I'm solving the exercises of chapter 14 in the book Representations and Characters of groups. (Gordon James, Martin Liebeck) Always working with $\mathbb{R}$ or $\mathbb{C}$.
One of them says:
Suppose that $\chi$ is a non-zero, non trivial character of $G$, and that $\chi(g)$ is a non-negative real number for all $g$ in $G$. Prove that $\chi$ is reducible
At this stage of the book, I think that the natural procedure is to calculate $<\chi,\chi>$ and see that it is $\neq 1$
I know that non-trivial means $\exists g \in G$ such that $\chi(g)\neq 1$, but since $\chi(1_G)\in \mathbb{N}$, I don't know what they want to say with the non-zero condition.

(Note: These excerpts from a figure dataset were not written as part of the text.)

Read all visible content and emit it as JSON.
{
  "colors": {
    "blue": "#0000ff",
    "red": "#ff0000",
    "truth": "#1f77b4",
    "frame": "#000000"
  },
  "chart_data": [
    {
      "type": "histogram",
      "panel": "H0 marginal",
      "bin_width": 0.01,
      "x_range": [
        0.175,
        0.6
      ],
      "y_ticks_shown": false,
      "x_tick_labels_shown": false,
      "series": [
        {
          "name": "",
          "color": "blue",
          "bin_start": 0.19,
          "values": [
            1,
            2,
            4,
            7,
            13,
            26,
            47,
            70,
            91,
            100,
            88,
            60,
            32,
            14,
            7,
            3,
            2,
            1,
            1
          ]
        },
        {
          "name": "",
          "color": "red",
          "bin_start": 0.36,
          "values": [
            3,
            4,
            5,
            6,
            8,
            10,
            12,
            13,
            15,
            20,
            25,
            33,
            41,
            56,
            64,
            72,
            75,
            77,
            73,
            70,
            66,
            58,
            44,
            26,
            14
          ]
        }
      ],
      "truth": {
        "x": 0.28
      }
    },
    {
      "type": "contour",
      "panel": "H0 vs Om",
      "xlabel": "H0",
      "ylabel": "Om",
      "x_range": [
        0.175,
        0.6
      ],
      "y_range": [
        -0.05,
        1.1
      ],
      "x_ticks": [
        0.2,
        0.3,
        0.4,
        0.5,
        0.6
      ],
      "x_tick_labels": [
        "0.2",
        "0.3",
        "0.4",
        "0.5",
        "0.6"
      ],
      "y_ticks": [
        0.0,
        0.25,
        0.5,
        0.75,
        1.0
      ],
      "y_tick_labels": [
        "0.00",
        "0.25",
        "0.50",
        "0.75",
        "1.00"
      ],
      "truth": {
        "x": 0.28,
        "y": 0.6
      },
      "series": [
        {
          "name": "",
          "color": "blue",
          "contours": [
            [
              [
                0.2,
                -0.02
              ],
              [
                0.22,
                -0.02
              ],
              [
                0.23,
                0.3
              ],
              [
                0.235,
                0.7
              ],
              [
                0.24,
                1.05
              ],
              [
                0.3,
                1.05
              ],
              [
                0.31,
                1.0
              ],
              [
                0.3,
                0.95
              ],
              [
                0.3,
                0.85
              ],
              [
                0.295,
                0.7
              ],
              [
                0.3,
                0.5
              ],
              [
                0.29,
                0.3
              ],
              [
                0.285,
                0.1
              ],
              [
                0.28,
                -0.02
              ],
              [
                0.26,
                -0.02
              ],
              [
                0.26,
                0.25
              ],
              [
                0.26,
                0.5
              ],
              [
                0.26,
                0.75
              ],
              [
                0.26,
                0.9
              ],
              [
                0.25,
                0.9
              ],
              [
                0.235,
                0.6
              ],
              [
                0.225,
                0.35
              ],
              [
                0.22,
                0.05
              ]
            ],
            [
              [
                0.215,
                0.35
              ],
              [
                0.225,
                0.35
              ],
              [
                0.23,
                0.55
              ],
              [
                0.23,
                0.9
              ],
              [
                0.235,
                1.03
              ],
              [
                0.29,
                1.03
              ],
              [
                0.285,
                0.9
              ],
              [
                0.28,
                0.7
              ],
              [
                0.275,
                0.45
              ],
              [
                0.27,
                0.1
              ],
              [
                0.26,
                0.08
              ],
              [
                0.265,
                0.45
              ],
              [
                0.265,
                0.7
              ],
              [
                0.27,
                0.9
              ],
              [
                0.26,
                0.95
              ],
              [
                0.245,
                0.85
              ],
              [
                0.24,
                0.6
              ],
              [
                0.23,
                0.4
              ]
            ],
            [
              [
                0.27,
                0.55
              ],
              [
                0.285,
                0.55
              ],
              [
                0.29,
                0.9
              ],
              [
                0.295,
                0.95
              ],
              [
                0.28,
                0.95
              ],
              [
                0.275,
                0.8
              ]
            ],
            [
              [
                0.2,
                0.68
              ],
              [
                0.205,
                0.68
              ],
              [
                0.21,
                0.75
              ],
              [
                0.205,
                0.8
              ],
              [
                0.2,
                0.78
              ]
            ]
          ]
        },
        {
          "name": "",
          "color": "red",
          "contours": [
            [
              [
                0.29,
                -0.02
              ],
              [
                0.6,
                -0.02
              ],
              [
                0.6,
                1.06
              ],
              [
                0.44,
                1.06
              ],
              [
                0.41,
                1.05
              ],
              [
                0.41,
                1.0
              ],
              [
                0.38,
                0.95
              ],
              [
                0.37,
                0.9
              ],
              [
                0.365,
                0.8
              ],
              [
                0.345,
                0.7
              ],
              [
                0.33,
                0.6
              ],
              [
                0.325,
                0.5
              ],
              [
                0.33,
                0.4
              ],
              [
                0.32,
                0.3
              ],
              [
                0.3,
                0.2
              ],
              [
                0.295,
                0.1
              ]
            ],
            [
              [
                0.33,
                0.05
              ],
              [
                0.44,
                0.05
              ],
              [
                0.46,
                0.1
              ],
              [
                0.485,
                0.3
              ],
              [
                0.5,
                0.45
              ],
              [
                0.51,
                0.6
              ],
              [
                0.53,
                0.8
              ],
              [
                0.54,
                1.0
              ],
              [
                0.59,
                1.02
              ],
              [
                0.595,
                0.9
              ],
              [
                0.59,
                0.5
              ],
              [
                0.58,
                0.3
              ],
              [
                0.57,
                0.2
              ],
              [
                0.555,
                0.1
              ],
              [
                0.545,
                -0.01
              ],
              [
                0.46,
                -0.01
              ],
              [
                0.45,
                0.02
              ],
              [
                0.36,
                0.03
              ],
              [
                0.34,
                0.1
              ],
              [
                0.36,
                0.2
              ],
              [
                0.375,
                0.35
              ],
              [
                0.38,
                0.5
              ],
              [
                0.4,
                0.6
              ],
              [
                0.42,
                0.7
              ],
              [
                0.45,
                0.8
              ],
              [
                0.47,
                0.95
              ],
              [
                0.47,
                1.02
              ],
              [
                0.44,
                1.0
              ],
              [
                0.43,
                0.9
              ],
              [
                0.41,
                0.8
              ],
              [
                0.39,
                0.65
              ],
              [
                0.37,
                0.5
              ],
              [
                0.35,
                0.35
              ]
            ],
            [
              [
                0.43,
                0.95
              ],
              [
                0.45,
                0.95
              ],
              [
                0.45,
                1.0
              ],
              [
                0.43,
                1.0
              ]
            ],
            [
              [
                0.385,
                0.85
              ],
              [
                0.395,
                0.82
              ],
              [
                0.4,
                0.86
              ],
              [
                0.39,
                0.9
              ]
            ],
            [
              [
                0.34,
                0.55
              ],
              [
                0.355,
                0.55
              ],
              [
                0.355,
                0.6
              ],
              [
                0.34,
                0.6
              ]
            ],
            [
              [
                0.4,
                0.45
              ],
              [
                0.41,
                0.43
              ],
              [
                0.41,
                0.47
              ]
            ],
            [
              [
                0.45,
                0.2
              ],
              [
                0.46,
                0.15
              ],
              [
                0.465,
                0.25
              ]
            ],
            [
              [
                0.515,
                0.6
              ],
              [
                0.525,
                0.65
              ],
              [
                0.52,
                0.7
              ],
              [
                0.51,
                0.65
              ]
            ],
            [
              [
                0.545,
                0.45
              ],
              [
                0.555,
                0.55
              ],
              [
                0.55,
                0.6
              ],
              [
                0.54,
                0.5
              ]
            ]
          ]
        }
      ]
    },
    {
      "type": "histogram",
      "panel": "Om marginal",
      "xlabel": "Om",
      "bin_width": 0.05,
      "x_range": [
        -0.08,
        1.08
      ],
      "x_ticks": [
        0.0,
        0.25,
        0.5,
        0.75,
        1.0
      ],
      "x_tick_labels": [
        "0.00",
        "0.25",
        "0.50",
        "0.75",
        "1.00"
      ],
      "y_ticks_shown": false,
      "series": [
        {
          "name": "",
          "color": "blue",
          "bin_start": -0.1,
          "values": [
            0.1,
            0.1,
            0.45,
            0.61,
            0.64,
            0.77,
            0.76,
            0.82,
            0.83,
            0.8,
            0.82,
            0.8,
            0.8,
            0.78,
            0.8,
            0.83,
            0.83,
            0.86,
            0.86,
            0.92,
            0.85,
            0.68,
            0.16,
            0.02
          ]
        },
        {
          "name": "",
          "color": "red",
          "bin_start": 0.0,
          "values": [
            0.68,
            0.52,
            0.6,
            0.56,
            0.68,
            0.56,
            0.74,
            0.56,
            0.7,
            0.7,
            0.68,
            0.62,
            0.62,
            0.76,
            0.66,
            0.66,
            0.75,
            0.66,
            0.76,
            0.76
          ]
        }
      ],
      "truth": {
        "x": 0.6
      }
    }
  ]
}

Anyway, I've doing the next:
By definition, $<\chi,\chi>=\displaystyle\dfrac{1}{|G|}\sum_{g\in G}\chi(g)\chi(g^{-1})$
I know that there exist a base $\mathcal{B}$ where $[g]_{\mathcal{B}}$ is diagonal, then $\chi(g)$ is sum of $m$th roots of the unity (considering the $order(g)=m$) so $\chi(g^{-1})=\overline{\chi(g)}$
But $\chi(g)$ is a non-negative real number for all $g$ in $G$.
So we obtain $<\chi,\chi>=\displaystyle\dfrac{1}{|G|}\sum_{g\in G}\chi(g)^2$
Since $\chi$ is non-trivial, $\exists g \in G$ such that $\chi(g)\neq 1$, but I'm stuck here. Maybe I'm missing something related to the non-zero condition.
Any advice would be welcome.